Quando decidiu sair, a costureira conta ter enfrentado muita dificuldade para recomeçar a vida com seis filhos, dois nascidos na comunidade. “Fiz um curso e consegui emprego em uma fábrica de calçados.” Mas, ainda em 2013, ela conta que precisou abandonar o trabalho para cuidar do filho de 13 anos, diagnosticado com um tumor na cabeça. “Fiquei desesperada e procurei o grupo para pedir ajuda. Não me deram assistência. Para falar a verdade, me deram uma geladeira velha e quatro camas caindo aos pedaços. Hoje, sobrevivo com a pensão dos meus filhos e com o dinheiro da Previdência, por causa do meu filho doente“, disse.
“Minha sorte é que encontrei aqui fora muita gente de coração bom, pessoas que me ajudaram sem ficar brincando com a fé em Deus. Apesar de tudo, minha fé é inabalável. E é Deus que tem me ajudado“, disse, emocionada. “Chegaram a dizer que o tumor na cabeça do meu filho era maldição, por eu ter saído da seita. Não acredito nisso“, conta.

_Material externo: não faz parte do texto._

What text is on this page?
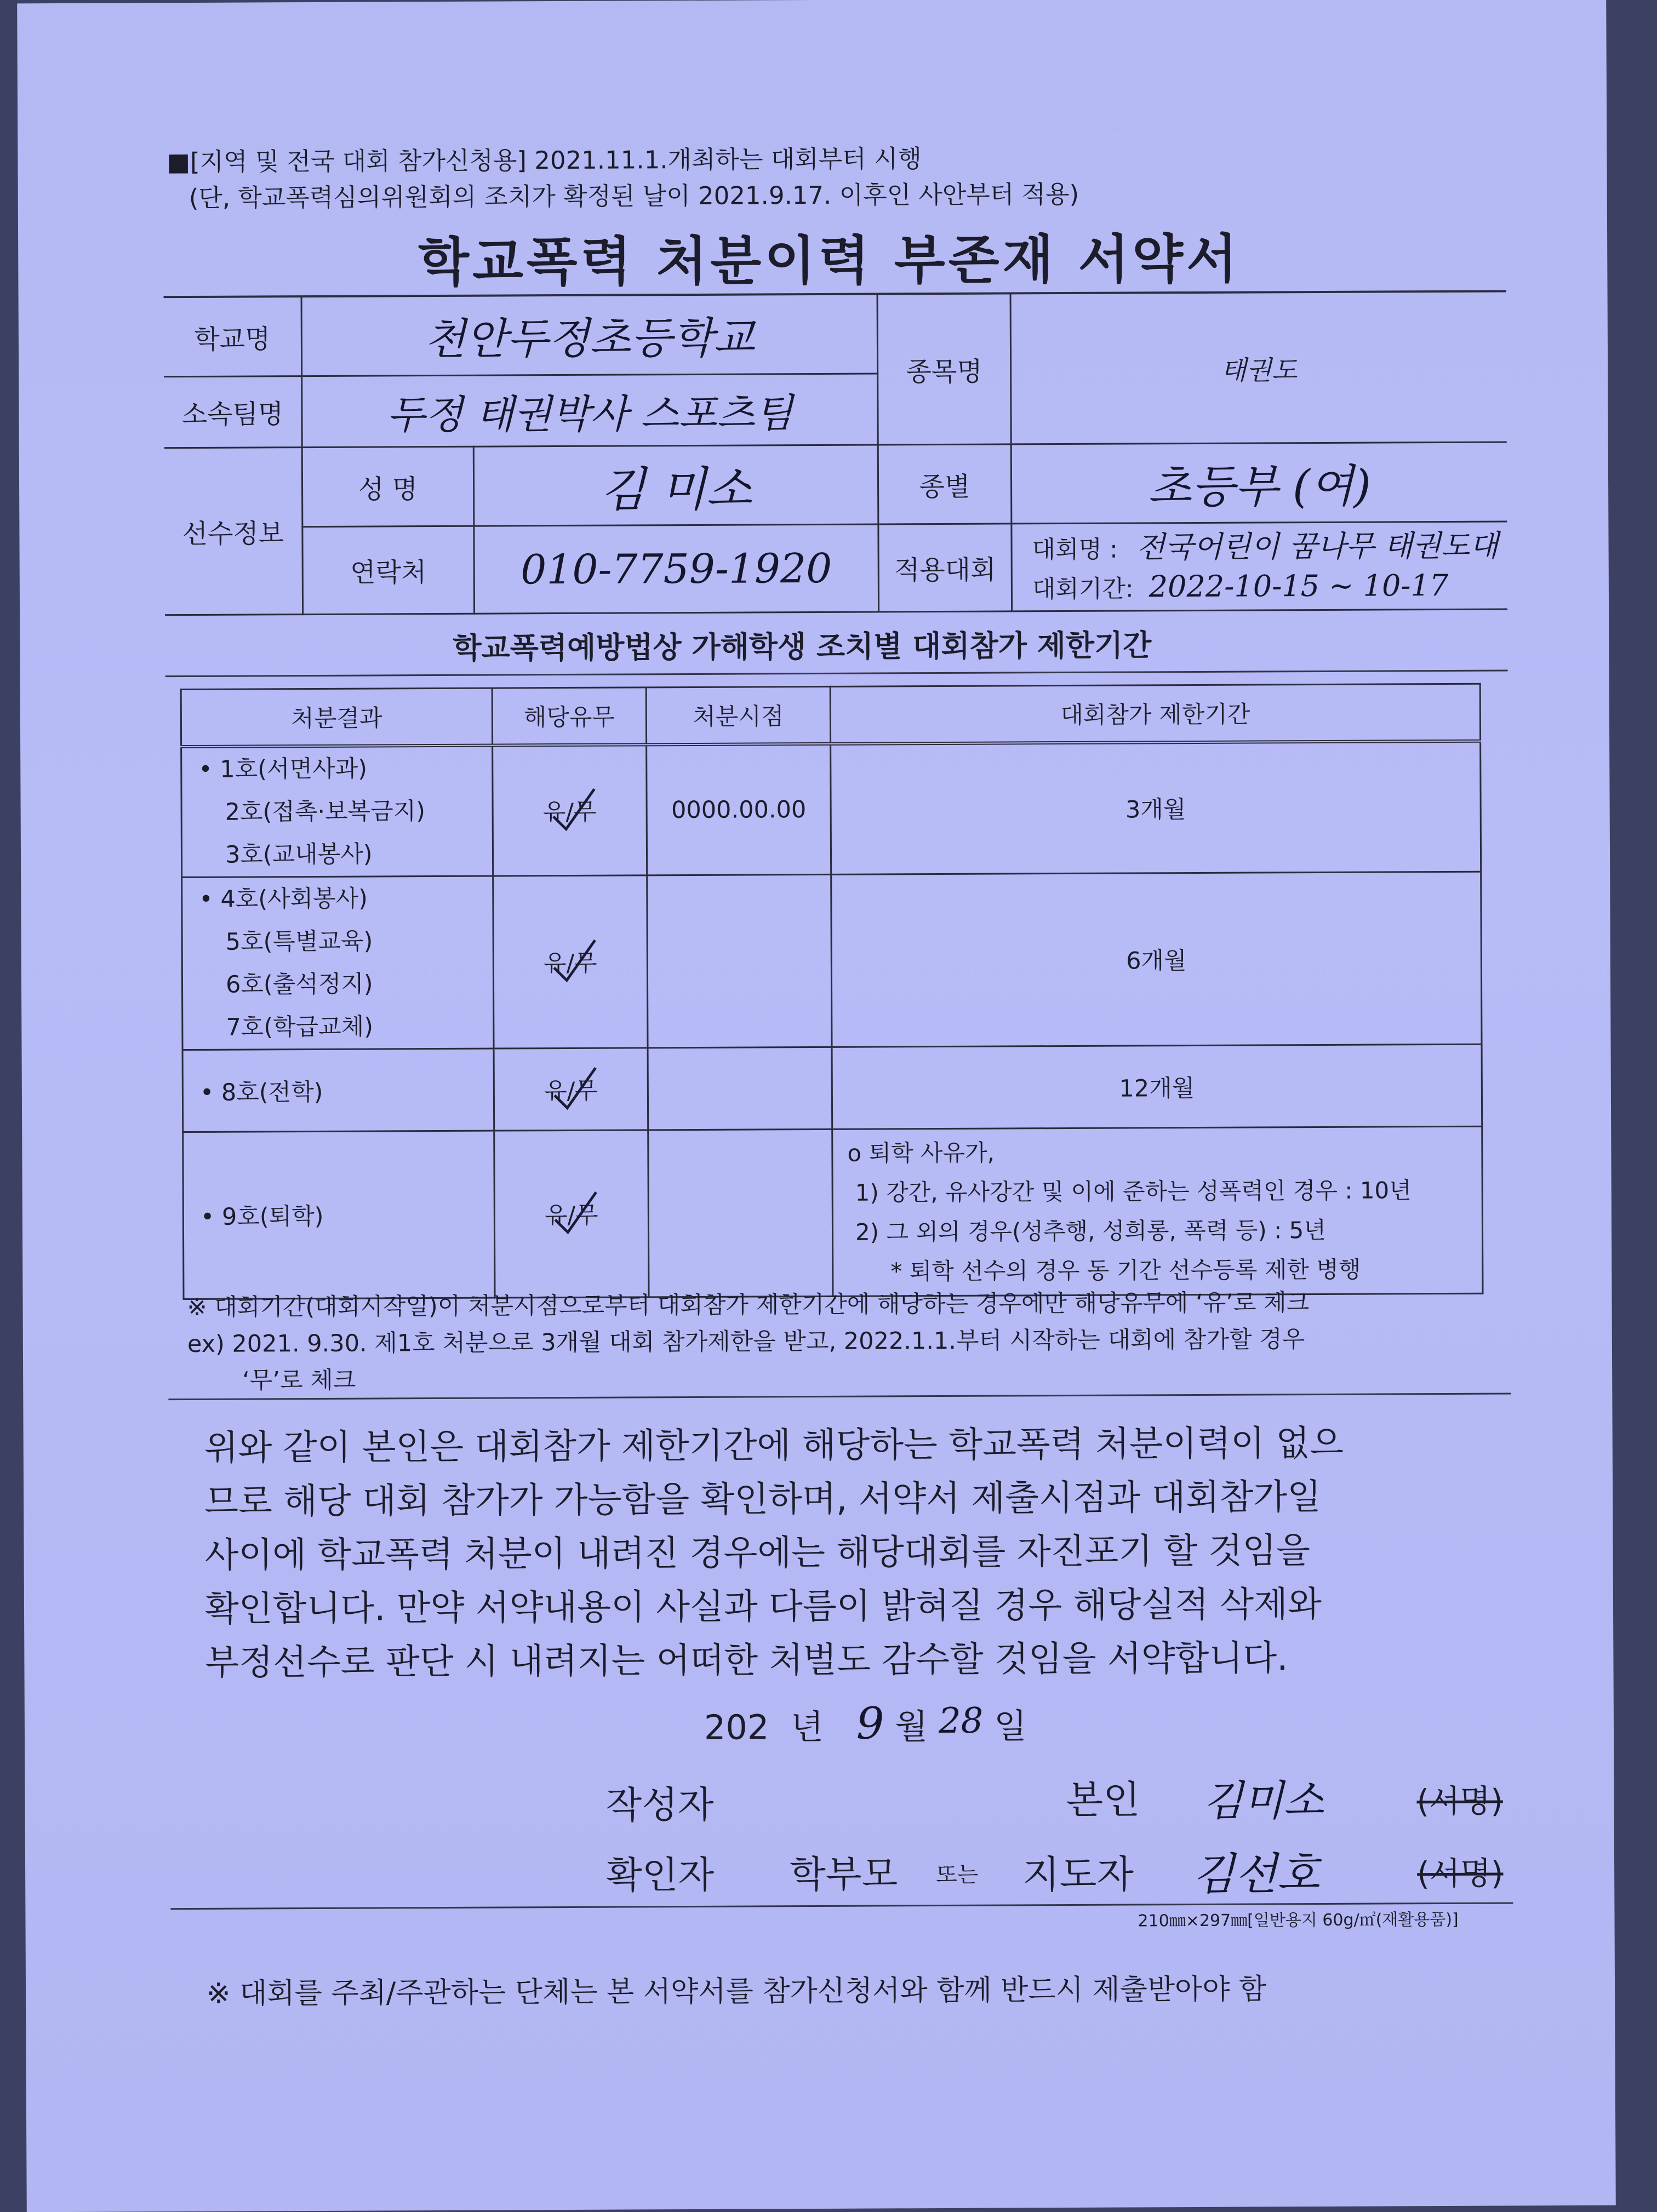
■[지역 및 전국 대회 참가신청용] 2021.11.1.개최하는 대회부터 시행
(단, 학교폭력심의위원회의 조치가 확정된 날이 2021.9.17. 이후인 사안부터 적용)
학교폭력 처분이력 부존재 서약서
학교명	천안두정초등학교		종목명	태권도
소속팀명	두정 태권박사 스포츠팀			
선수정보	성 명	김 미소	종별	초등부 (여)
	연락처	010-7759-1920	적용대회	대회명 : 전국어린이 꿈나무 태권도대회
대회기간: 2022-10-15 ~ 10-17
학교폭력예방법상 가해학생 조치별 대회참가 제한기간
처분결과	해당유무	처분시점	대회참가 제한기간

• 1호(서면사과)
2호(접촉·보복금지)
3호(교내봉사)	유/무	0000.00.00	3개월

• 4호(사회봉사)
5호(특별교육)
6호(출석정지)
7호(학급교체)	유/무		6개월

• 8호(전학)	유/무		12개월

• 9호(퇴학)	유/무		o 퇴학 사유가,
1) 강간, 유사강간 및 이에 준하는 성폭력인 경우 : 10년
2) 그 외의 경우(성추행, 성희롱, 폭력 등) : 5년
* 퇴학 선수의 경우 동 기간 선수등록 제한 병행
※ 대회기간(대회시작일)이 처분시점으로부터 대회참가 제한기간에 해당하는 경우에만 해당유무에 ‘유’로 체크
ex) 2021. 9.30. 제1호 처분으로 3개월 대회 참가제한을 받고, 2022.1.1.부터 시작하는 대회에 참가할 경우
‘무’로 체크
위와 같이 본인은 대회참가 제한기간에 해당하는 학교폭력 처분이력이 없으
므로 해당 대회 참가가 가능함을 확인하며, 서약서 제출시점과 대회참가일
사이에 학교폭력 처분이 내려진 경우에는 해당대회를 자진포기 할 것임을
확인합니다. 만약 서약내용이 사실과 다름이 밝혀질 경우 해당실적 삭제와
부정선수로 판단 시 내려지는 어떠한 처벌도 감수할 것임을 서약합니다.
202 년 9 월 28 일
작성자	본인 김미소	(서명)
확인자 학부모 또는 지도자 김선호	(서명)
210㎜×297㎜[일반용지 60g/㎡(재활용품)]
※ 대회를 주최/주관하는 단체는 본 서약서를 참가신청서와 함께 반드시 제출받아야 함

Na comunidade, até as crianças trabalhavam, segundo ela. “Meu menino com 9 anos já tirava leite no curral. A de 11 cuidava dos cavalos e também ajudava a tirar leite”, relatou. Outra filha completou 16 anos e foi levada para trabalhar em um restaurante da comunidade, em Pouso Alegre, Sul de Minas.
Com o dinheiro de suas atividades, líderes da seita compraram em São Vicente de Minas posto de combustível, loja de roupas, centro automotivo, quitanda, pastelarias e vários outros empreendimentos comerciais, além de imóveis de luxo. “Eles já venderam muita coisa, como pastelaria e o mercado. Muita gente deles já foi embora, para outras fazendas em São Paulo e Bahia. Vão criando ramificações”, alerta a seguidora que escapou do grupo.